Засада. Капитан невольно отвёл взгляд, но затем вынудил себя смотреть прямо в потемневшие глаза любовницы.
– Можно легенду придумать. Давай по пути, Дах? Можно сиделкой, горничной, компаньонкой. Пойми ты: это временно всё…
Она сделала шаг назад, и Лёша с досадой увидел, как непримиримо выступил вперёд острый подбородок.
– Нет, Лёш. Я не барышня, я – старший лейтенант жандармерии. Задета честь моего мундира. Я не буду бежать и прятаться, как крыса. Я во всём разберусь. Сама, если ты не поможешь.
Развернулась и зашагала обратно. Капитан снова выматерился, догнал. Схватил за плечи.

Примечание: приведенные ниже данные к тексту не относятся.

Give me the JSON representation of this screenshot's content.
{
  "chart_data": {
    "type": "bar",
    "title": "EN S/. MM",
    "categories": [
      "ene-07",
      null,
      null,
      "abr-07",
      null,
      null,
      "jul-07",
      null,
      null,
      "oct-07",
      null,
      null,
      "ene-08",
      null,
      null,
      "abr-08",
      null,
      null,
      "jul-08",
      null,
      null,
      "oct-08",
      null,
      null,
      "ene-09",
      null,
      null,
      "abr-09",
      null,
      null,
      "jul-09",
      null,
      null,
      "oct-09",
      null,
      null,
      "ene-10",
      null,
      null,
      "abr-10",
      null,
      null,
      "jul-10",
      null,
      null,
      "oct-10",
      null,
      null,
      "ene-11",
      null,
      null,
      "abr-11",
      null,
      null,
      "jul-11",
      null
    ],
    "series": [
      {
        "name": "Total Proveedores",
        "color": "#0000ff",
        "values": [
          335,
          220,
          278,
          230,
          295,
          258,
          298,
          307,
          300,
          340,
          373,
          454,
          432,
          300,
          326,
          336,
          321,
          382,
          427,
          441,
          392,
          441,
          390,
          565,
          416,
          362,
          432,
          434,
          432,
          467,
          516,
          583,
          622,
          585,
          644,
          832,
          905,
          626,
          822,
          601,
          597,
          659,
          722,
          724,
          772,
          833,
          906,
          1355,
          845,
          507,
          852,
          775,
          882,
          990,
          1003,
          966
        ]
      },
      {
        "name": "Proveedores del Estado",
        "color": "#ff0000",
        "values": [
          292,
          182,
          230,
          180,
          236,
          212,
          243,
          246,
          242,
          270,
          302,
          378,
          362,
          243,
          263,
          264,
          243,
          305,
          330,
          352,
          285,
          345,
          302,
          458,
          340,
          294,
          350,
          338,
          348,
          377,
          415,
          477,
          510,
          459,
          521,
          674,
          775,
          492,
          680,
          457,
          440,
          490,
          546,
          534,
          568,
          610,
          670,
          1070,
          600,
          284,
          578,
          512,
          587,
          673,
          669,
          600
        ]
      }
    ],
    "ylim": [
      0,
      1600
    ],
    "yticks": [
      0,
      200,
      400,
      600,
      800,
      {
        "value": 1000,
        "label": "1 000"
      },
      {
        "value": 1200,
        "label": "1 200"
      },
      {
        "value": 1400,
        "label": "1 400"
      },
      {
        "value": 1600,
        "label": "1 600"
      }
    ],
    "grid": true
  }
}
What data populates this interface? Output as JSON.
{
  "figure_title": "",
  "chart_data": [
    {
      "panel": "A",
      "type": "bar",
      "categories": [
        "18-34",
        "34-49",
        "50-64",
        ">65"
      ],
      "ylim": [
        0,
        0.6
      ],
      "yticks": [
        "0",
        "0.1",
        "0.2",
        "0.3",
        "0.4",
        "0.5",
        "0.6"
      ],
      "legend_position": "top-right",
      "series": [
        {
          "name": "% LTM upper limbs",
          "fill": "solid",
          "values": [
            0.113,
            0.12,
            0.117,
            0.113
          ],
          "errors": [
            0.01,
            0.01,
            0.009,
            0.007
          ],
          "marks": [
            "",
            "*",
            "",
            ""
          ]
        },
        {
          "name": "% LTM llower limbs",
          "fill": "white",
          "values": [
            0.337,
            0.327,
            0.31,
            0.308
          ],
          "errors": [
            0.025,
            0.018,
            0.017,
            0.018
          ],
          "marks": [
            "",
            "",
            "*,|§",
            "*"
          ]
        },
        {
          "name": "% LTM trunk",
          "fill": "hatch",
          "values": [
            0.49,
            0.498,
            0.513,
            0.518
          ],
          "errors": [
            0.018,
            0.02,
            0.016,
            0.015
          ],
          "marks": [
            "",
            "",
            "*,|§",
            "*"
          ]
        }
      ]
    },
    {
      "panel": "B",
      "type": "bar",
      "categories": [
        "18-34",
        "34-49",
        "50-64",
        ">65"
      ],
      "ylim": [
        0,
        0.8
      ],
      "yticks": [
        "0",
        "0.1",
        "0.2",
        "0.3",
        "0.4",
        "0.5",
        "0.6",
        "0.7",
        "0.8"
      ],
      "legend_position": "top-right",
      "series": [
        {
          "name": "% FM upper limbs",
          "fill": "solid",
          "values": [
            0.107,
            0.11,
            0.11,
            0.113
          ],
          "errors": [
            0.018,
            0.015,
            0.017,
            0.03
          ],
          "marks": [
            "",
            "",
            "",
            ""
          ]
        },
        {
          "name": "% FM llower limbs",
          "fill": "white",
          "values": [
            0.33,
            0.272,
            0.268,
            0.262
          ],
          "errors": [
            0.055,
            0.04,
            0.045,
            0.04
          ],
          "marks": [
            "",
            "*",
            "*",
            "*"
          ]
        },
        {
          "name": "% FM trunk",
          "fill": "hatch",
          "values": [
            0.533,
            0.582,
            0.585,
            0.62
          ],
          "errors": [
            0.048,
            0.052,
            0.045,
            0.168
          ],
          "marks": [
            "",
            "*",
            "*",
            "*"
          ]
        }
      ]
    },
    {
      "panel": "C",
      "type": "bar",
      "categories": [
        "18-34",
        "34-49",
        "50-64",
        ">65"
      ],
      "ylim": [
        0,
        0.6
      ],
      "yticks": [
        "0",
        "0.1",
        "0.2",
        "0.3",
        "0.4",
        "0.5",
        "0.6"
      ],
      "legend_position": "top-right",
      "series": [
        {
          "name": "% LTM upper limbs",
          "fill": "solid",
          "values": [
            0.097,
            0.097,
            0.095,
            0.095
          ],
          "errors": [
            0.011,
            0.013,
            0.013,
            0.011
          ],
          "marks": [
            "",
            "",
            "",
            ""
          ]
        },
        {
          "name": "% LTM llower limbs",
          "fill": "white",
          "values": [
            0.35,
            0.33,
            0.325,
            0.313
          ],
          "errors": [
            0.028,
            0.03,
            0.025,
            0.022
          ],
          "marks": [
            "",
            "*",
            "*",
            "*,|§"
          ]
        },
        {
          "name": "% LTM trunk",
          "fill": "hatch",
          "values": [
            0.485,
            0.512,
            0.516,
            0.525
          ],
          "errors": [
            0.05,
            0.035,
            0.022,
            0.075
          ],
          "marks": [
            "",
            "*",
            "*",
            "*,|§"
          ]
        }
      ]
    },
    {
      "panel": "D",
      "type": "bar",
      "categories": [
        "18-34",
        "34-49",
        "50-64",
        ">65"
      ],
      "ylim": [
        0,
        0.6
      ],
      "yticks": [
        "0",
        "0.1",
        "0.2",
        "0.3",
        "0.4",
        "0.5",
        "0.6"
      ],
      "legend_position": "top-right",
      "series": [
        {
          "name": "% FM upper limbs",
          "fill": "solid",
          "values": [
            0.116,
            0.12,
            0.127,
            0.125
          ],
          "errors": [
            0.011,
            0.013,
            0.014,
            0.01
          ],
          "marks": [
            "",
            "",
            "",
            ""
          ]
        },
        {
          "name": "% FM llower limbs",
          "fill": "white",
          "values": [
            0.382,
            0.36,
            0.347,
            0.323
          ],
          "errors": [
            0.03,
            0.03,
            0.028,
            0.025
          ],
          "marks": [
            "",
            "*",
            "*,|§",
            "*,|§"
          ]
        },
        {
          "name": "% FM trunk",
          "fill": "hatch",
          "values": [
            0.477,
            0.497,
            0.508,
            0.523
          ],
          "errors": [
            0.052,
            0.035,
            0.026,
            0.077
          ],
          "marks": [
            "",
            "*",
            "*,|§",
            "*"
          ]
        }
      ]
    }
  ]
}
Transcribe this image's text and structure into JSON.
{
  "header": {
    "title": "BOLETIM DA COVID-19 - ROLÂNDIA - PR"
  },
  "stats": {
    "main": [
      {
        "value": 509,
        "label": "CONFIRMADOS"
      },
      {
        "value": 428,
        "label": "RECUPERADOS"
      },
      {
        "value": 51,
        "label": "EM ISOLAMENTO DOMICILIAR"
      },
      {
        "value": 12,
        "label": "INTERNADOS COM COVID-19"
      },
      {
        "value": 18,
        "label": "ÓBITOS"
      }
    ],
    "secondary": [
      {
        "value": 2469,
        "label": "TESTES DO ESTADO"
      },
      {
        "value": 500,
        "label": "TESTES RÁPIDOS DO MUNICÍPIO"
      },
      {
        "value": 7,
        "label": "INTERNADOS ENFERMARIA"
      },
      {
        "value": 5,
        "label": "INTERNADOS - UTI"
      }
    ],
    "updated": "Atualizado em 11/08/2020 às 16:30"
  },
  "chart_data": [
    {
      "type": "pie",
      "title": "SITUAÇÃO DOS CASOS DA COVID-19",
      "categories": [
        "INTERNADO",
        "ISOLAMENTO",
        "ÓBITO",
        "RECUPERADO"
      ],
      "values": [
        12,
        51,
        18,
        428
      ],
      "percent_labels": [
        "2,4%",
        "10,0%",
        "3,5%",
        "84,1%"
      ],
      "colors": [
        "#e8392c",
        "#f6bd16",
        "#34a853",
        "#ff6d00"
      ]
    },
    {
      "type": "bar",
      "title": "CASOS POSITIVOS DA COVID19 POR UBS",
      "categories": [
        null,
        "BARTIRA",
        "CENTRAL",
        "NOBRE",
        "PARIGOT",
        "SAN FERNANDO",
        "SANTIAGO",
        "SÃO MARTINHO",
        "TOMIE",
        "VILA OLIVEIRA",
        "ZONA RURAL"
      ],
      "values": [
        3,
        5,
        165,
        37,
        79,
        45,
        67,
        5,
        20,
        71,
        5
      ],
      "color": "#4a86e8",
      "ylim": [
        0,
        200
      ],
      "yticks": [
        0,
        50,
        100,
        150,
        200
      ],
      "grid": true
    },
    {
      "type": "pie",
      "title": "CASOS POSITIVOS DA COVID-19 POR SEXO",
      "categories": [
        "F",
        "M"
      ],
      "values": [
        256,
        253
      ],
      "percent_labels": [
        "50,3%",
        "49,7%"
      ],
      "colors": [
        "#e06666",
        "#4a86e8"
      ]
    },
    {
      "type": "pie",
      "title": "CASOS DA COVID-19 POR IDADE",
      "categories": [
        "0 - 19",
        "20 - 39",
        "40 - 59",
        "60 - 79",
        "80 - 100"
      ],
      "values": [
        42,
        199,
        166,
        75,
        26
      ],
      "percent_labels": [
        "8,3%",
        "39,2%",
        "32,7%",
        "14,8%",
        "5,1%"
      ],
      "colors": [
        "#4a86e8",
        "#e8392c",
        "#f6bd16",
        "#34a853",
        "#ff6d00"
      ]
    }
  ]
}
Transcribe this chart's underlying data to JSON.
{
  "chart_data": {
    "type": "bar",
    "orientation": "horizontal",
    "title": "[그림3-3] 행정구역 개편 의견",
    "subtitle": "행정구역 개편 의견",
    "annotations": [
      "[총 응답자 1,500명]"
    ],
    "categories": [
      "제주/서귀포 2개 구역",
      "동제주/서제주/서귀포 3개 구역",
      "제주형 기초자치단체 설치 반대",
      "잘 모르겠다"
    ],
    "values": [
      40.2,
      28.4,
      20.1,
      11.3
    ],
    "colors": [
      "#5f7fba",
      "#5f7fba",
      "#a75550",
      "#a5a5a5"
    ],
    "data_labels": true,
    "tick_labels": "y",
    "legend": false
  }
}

– Даш, а ещё ты – моя женщина. Да пойми ж ты это! Я не могу допустить, чтобы этот псиный поезд прошёлся по тебе.
Она дёрнула плечами, раздражённо отстраняясь.
– Я сначала жандарм, а потом – всё остальное.
– Даш… Давай в «тайге» поговорим?
– Не о чем тут говорить, Баев. Ты же знаешь, я не меняю…
Ускользала из его рук, из его власти, от него. Он невольно стиснул женские плечи крепче.
– Даха, я разберусь. Обещаю. Пожалуйста, прошу тебя. Дай мне тебя защитить!
– Иди ты нахрен, – рявкнула она и вырвалась.
Это был провал. Окончательный и бесповоротный. На секунду у него возникло острое желание скрутить, согнуть, затолкать в машину силой. И пофиг, что будет злиться. Что обидится смертельно. Что… главное – защитить, спасти, а всё остальное будем решать потом…
Лёша скрипнул зубами.
Не вариант. Привлекут внимание полиции. И Дашку снова арестуют. А уж брыкаться та горазда, тут даже мёртвый полицейский проснётся.
– Хорошо, – процедил мрачно. – Твоя взяла.
– Ты поможешь?
Серые глаза-тучи полны молний враждебности, колючей настороженности. И надежды.
– Помогу. Иркутск. Алатырь. Вероника. Лавка. Как передать инфу?
– Я сама тебя найду.
– Понял, господин старший лейтенант. Честь имею.
Он козырнул, отвернулся и зашагал прочь, скрипя зубами. Идеалистка. Дура. Задавака. Какой была, такой и осталась. Идиотка. Любимая маленькая идиотка. Даша догнала, обхватила пояс, прижалась щекой.
– Спасибо.
На мгновенье ему захотелось расцепить её руки, отшвырнуть прочь. Лёша обернулся, притиснул женщину к себе. Поцеловал в лоб.
– Всегда к твоим услугам, малявка. Обещай, что подумаешь насчёт Москвы?
– Подумаю.
– Беги давай. А то засекут же.
А потом смотрел как она, не торопясь, уходит. Сам когда-то обучал её мужской походке, повадкам, вот этой чуть сутулой осанке работяги из низшего класса. Не обнаружив хвоста, выдохнул и направился к «тайге».